- Directed by: Vladimir Bitokov
- Written by: Mariya Izyumova
- Produced by: Natalia Gorina; Aliona Kostenko; Sergey Melkumov; Alexander Rodnyansky;
- Starring: Kseniya Rappoport; Yura Borisov; Alexander Gorchilin; Natalya Pavlenkova; Ekaterina Shumakova;
- Cinematography: Ksenia Sereda
- Music by: Dmitry Evgrafov
- Release date: September 9, 2021;
- Country: Russia
- Language: Russian

= Mama, I'm Home =

Mama, I'm Home (Мама, я дома) is a 2021 Russian drama film directed by Vladimir Bitokov. The film was included into the Orizzonti Extra program of the 78th Venice International Film Festival.
It was theatrically released in Russia on September 9, 2021.

== Plot ==
In Kabardino-Balkaria, a bus driver named Tonya is waiting for the return of her son, Zhenya, who left to fight in Syria. When she receives news of his death, she refuses to believe it and launches a relentless fight with local authorities, demanding his return. As Tonya confronts officials and stages protests, she becomes increasingly isolated, determined to defy the official narrative.
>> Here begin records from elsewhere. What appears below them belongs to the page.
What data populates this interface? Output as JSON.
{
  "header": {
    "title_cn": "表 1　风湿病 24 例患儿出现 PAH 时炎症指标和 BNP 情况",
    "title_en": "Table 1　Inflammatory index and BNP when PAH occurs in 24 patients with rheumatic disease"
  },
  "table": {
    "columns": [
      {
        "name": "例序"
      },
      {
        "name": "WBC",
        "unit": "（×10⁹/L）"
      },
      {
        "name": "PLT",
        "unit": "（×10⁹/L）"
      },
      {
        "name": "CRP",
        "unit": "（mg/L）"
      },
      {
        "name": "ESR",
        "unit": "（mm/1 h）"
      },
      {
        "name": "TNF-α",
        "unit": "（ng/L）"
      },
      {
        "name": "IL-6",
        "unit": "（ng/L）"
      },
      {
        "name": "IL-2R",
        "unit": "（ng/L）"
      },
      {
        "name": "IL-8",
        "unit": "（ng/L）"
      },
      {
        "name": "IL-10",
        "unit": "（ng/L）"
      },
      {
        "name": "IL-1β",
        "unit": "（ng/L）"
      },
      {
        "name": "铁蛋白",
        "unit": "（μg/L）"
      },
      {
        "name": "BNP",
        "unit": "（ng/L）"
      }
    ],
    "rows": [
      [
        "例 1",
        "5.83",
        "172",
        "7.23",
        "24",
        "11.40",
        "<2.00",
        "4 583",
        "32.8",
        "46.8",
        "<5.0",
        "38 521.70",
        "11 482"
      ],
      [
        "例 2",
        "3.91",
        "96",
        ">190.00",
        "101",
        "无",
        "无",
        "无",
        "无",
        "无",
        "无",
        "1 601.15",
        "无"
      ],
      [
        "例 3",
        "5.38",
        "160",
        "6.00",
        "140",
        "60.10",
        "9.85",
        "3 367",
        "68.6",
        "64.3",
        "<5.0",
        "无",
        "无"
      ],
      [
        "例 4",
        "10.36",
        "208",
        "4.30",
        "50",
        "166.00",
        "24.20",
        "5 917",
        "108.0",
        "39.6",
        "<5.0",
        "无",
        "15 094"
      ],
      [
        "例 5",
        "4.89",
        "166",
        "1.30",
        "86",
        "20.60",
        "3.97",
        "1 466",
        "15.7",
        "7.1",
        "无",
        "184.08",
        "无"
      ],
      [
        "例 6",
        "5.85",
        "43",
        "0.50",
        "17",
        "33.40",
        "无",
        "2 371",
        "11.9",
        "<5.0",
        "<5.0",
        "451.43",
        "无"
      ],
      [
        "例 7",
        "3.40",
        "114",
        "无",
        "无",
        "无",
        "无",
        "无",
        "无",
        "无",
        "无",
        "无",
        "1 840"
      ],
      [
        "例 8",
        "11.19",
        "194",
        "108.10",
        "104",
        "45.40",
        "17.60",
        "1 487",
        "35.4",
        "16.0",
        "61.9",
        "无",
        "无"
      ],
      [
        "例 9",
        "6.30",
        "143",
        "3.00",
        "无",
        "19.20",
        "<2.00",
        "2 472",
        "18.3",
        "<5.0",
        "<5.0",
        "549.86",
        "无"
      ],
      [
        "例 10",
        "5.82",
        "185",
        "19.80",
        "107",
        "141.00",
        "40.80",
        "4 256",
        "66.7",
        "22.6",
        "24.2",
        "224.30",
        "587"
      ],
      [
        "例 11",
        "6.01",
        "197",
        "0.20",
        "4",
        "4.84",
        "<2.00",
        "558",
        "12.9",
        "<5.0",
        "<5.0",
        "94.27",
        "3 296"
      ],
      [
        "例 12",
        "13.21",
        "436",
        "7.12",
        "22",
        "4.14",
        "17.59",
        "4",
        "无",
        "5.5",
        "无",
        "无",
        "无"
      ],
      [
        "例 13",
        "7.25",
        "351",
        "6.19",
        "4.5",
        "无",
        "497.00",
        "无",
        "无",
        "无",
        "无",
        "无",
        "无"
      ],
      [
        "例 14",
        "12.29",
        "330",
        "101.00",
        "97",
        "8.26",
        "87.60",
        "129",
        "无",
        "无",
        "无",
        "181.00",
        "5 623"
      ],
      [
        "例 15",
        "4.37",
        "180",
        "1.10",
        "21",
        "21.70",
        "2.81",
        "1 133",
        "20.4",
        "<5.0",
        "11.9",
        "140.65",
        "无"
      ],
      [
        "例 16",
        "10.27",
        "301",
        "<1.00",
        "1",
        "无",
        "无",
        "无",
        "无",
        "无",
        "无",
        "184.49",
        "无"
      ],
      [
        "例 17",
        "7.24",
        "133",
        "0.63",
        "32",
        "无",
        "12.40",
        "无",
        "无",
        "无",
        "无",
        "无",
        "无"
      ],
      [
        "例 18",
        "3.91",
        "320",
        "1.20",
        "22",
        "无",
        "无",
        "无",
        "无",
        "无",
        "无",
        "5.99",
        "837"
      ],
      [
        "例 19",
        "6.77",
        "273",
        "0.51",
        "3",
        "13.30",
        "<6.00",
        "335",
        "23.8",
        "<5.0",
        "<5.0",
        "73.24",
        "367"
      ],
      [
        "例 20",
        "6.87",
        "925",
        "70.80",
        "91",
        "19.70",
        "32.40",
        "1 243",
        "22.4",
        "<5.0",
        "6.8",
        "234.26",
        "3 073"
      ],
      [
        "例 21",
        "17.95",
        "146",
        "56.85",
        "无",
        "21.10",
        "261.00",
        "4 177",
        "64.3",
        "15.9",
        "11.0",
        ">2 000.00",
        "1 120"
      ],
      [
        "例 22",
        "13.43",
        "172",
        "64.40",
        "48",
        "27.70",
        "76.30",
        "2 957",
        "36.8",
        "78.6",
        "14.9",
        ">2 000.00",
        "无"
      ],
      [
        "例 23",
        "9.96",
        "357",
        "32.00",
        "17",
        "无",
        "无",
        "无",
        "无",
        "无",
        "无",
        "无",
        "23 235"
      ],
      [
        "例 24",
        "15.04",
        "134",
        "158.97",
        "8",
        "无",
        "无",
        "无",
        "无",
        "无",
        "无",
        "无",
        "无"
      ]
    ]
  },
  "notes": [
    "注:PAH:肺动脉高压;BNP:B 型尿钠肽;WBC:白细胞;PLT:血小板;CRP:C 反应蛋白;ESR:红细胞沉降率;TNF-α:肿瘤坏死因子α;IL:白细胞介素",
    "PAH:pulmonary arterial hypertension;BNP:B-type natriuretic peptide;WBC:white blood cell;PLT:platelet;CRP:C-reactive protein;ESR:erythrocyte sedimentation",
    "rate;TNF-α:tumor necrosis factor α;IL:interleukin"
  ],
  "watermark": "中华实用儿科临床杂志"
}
Then, one day, Zhenya appears at her door, apparently alive. Though everyone around her—including officials and neighbors—recognizes him as her son, Tonya senses something off. He lacks familiarity with intimate family details, and his demeanor feels foreign. As their strained relationship evolves from suspicion and fear to a fragile acceptance, Tonya wonders if the state has sent an imposter to silence her. Her hope and distrust collide, leading to a breaking point when Zhenya is threatened with arrest and decides to leave for yet another conflict. In the end, Tonya is left questioning whether she ever truly saw her son again or if her desperate grief created an illusion of his return.